Profilin (Che a 2) and polcalcin (Che a 3) are relevant allergens of Chenopodium album pollen: isolation, amino acid sequences, and immunologic properties.

BACKGROUND: Little is known about the molecular properties of chenopod allergens. Recently, profilin and 2 EF-hand calcium-binding protein (polcalcin) have been shown to play a role in chenopod pollinosis. OBJECTIVE: We sought to analyze these panallergens in chenopod pollen and to evaluate their involvement in the allergy to this biologic source. METHODS: Profilin and polcalcin were purified to homogeneity and characterized by using spectrometric and chemical methods. Immunologic analyses were performed by means of immunoblotting, ELISA, and competitive inhibition assays with olive profilin- and polcalcin-specific rabbit polyclonal antibodies and sera from patients with chenopod allergy. cDNAs encoding these proteins were cloned by means of PCR and sequenced. RESULTS: Purified Che a 2 (profilin) and Che a 3 (polcalcin) exhibited prevalences of 55% and 46%, respectively, in patients (n=104) hypersensitive to chenopod pollen. Both purified allergens individually inhibited the IgE binding to the whole pollen extract and showed strong cross-reactivity with the corresponding olive pollen profilin (Ole e 2) and polcalcin (Ole e 3). Chenopod profilin consists of a 131-amino-acid chain that displays identities of approximately 75% and 82% with pollen and food profilins, respectively. Che a 3 (86 amino acids) displays similarity (65% to 82% identity) with polcalcins from pollens of olive, birch, alder, rapeseed, and timothy. CONCLUSION: Profilin and polcalcin are relevant panallergens in chenopod pollen and good candidates to be involved in IgE cross-reactivity with other pollen sources, thus explaining the highly frequent polysensitization of patients allergic to chenopod.

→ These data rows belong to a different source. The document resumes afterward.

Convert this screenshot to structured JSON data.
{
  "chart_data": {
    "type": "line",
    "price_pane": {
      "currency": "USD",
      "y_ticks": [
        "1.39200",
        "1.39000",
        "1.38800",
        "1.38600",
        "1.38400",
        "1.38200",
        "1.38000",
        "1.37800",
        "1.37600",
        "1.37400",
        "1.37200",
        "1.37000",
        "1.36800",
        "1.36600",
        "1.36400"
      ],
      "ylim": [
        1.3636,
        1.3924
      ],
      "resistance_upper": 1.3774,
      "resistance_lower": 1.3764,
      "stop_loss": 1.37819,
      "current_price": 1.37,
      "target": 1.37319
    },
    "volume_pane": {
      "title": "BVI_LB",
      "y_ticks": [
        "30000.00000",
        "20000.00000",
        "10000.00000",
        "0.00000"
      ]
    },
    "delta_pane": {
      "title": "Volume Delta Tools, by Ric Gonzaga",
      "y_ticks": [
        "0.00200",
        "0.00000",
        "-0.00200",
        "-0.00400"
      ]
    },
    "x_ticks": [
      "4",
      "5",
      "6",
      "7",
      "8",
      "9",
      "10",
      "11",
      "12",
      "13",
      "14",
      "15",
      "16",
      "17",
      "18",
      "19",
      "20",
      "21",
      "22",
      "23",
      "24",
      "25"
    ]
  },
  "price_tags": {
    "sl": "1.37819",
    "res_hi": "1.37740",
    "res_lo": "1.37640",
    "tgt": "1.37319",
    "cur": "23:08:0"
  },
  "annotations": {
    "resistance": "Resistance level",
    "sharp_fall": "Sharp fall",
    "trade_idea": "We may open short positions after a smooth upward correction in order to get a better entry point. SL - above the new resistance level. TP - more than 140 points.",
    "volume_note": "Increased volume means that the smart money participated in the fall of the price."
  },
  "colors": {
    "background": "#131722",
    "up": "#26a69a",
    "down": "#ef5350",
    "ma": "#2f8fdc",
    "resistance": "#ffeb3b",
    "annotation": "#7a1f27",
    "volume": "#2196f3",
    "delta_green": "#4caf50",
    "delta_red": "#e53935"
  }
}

Identification and characterization of Che a 1 allergen from Chenopodium album pollen.

BACKGROUND: Pollinosis to Chenopodium album has been reported, but no data are available on its allergenic proteins. METHODS: An allergen from C. album pollen has been isolated by means of gel permeation and reverse-phase high-performance liquid chromatography. Molecular characterization was achieved by concanavalin A reaction, mass spectrometry, Edman degradation and cDNA sequence. Antigenic analyses were performed by immunoblotting, ELISA, and ELISA inhibition, using sera from allergic patients, two Ole e 1-specific monoclonal antibodies and an Ole e 1-specific polyclonal antiserum. RESULTS: The isolated allergen, Che a 1, is a glycoprotein of molecular mass 17.088 kD and 143 amino acid residues, whose sequence exhibits 27-45% identity with known members of the Ole e 1-like protein family. 77% of sera from patients allergic to chenopod pollen were reactive to Che a 1. No correlation was found between the IgE reactivities to Che a 1 and Ole e 1, the major allergens from olive pollen, and both allergens display low, although detectable, IgE and IgG cross-reactivities. CONCLUSIONS: Che a 1, a relevant allergen from chenopod pollen, is structurally related to the Ole e 1-like protein family, but exhibits significant differences on its polypeptide sequence that could explain its different antigenic behavior and limited cross-reactivity.